Lemuel entered a street lined with statues of rearing silver lions. Each was subtly different in pose and size from the others, as though a vast pack had been gilded then brought to Tizca and placed upon tall plinths of polished marble. He touched the leftmost lion for good luck, smiling at the notion that one particular lion could be luckier than another.
Two particularly regal beasts framed the entrance to a small area of parkland, and Lemuel paused to watch a group of Tizcan citizens practicing taijiquan under the watchful eye of a warrior of the Thousand Sons. He found calm in the slow, precise movements, letting the soothing repetitions and graceful unity ease his troubled mind.
Lemuel took in deep breaths as the class breathed, finding his hands moving in unconscious imitation. He smiled and his grim mood vanished. Lemuel moved on down the street and emerged into a vast square, though such a term was misleading for the open space was perfectly circular.
Numerous streets, eighty-one to be precise, radiated from Occullum Square, and the centre was taken up by a tall column in the Doric fashion with a flaming urn at its summit. A great relief carved on its square plinth depicted a personification of Prospero grieving for her lost civilisation, while an armoured figure with one eye lifted her up. Some said the tower was all that remained of a device once used by the ancients of Prospero to communicate with Terra in the days before Old Night, but no one had been able to make it work again.

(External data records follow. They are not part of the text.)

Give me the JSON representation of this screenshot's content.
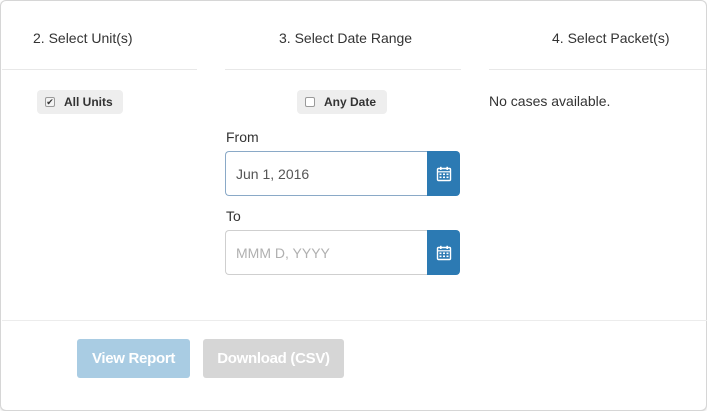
{
  "headers": {
    "unit": "2. Select Unit(s)",
    "date": "3. Select Date Range",
    "packet": "4. Select Packet(s)"
  },
  "units": {
    "all_units_label": "All Units",
    "all_units_checked": true
  },
  "date_range": {
    "any_date_label": "Any Date",
    "any_date_checked": false,
    "from_label": "From",
    "from_value": "Jun 1, 2016",
    "to_label": "To",
    "to_placeholder": "MMM D, YYYY"
  },
  "packets": {
    "empty_message": "No cases available."
  },
  "actions": {
    "view_report_label": "View Report",
    "download_csv_label": "Download (CSV)"
  },
  "colors": {
    "accent": "#2c7ab3",
    "view_report_disabled": "#a9cce3",
    "download_disabled": "#d6d6d6"
  },
  "icons": {
    "calendar": "calendar-icon",
    "check": "checkmark-icon"
  }
}
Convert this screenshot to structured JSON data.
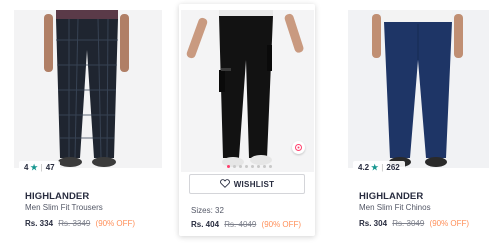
{
  "products": [
    {
      "brand": "HIGHLANDER",
      "name": "Men Slim Fit Trousers",
      "rating": "4",
      "rating_count": "47",
      "price": "Rs. 334",
      "mrp": "Rs. 3349",
      "discount": "(90% OFF)",
      "pant_color": "#1f2530"
    },
    {
      "name": "",
      "sizes": "Sizes: 32",
      "wishlist_label": "WISHLIST",
      "price": "Rs. 404",
      "mrp": "Rs. 4049",
      "discount": "(90% OFF)",
      "pant_color": "#121212"
    },
    {
      "brand": "HIGHLANDER",
      "name": "Men Slim Fit Chinos",
      "rating": "4.2",
      "rating_count": "262",
      "price": "Rs. 304",
      "mrp": "Rs. 3049",
      "discount": "(90% OFF)",
      "pant_color": "#1e3566"
    }
  ],
  "icons": {
    "rating": "star-icon",
    "wishlist": "heart-icon",
    "similar": "view-similar-icon"
  },
  "colors": {
    "accent": "#ff3f6c",
    "rating_star": "#14958f",
    "discount": "#ff905a"
  }
}
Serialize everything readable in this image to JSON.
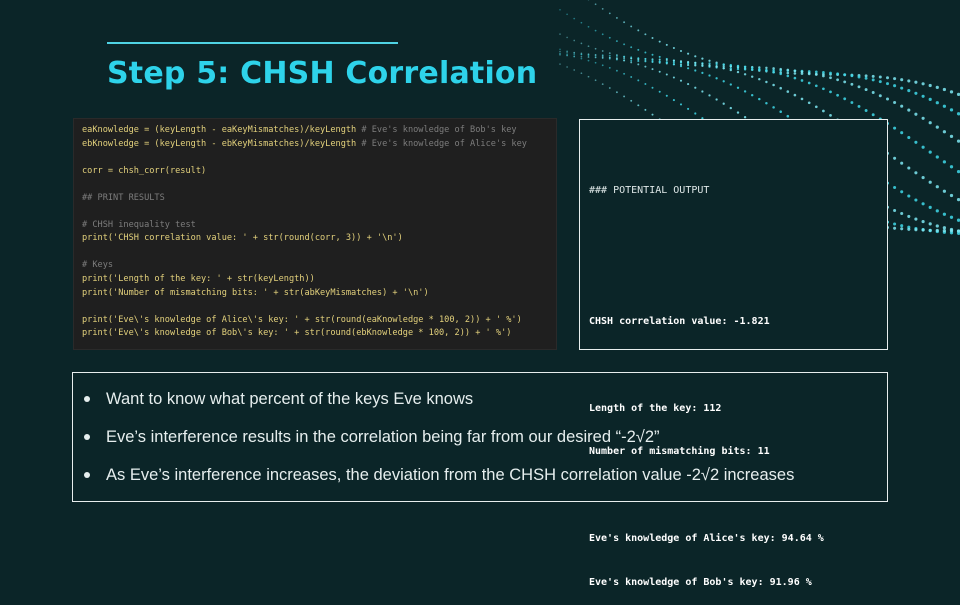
{
  "slide": {
    "title": "Step 5: CHSH Correlation"
  },
  "code": {
    "lines": [
      {
        "code": "eaKnowledge = (keyLength - eaKeyMismatches)/keyLength ",
        "comment": "# Eve's knowledge of Bob's key"
      },
      {
        "code": "ebKnowledge = (keyLength - ebKeyMismatches)/keyLength ",
        "comment": "# Eve's knowledge of Alice's key"
      },
      {
        "code": "",
        "comment": ""
      },
      {
        "code": "corr = chsh_corr(result)",
        "comment": ""
      },
      {
        "code": "",
        "comment": ""
      },
      {
        "code": "",
        "comment": "## PRINT RESULTS"
      },
      {
        "code": "",
        "comment": ""
      },
      {
        "code": "",
        "comment": "# CHSH inequality test"
      },
      {
        "code": "print('CHSH correlation value: ' + str(round(corr, 3)) + '\\n')",
        "comment": ""
      },
      {
        "code": "",
        "comment": ""
      },
      {
        "code": "",
        "comment": "# Keys"
      },
      {
        "code": "print('Length of the key: ' + str(keyLength))",
        "comment": ""
      },
      {
        "code": "print('Number of mismatching bits: ' + str(abKeyMismatches) + '\\n')",
        "comment": ""
      },
      {
        "code": "",
        "comment": ""
      },
      {
        "code": "print('Eve\\'s knowledge of Alice\\'s key: ' + str(round(eaKnowledge * 100, 2)) + ' %')",
        "comment": ""
      },
      {
        "code": "print('Eve\\'s knowledge of Bob\\'s key: ' + str(round(ebKnowledge * 100, 2)) + ' %')",
        "comment": ""
      }
    ]
  },
  "output": {
    "header": "### POTENTIAL OUTPUT",
    "correlation": "CHSH correlation value: -1.821",
    "key_length": "Length of the key: 112",
    "mismatching_bits": "Number of mismatching bits: 11",
    "alice_knowledge": "Eve's knowledge of Alice's key: 94.64 %",
    "bob_knowledge": "Eve's knowledge of Bob's key: 91.96 %"
  },
  "bullets": [
    "Want to know what percent of the keys Eve knows",
    "Eve’s interference results in the correlation being far from our desired “-2√2”",
    "As Eve’s interference increases, the deviation from the CHSH correlation value -2√2 increases"
  ],
  "colors": {
    "background": "#0b2528",
    "accent": "#2ed3ea",
    "code_text": "#e3d17c",
    "code_comment": "#7d7d7d"
  }
}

It was market day, and the square was packed with stalls, traders and good-natured bartering as the people of Tizca haggled for silks, produce and handmade ornaments. It reminded Lemuel of home, and he had a sudden pang of nostalgia for the heaving, bustling, sweating markets of the Sangha commercia-subsid.
He threaded the crowds, politely declining offers of food and drink while stopping to purchase two crystal vials of scented oil. Lemuel headed south, taking Gordian Avenue until it cut east into a narrow street overhung with trellis and hanging fruit.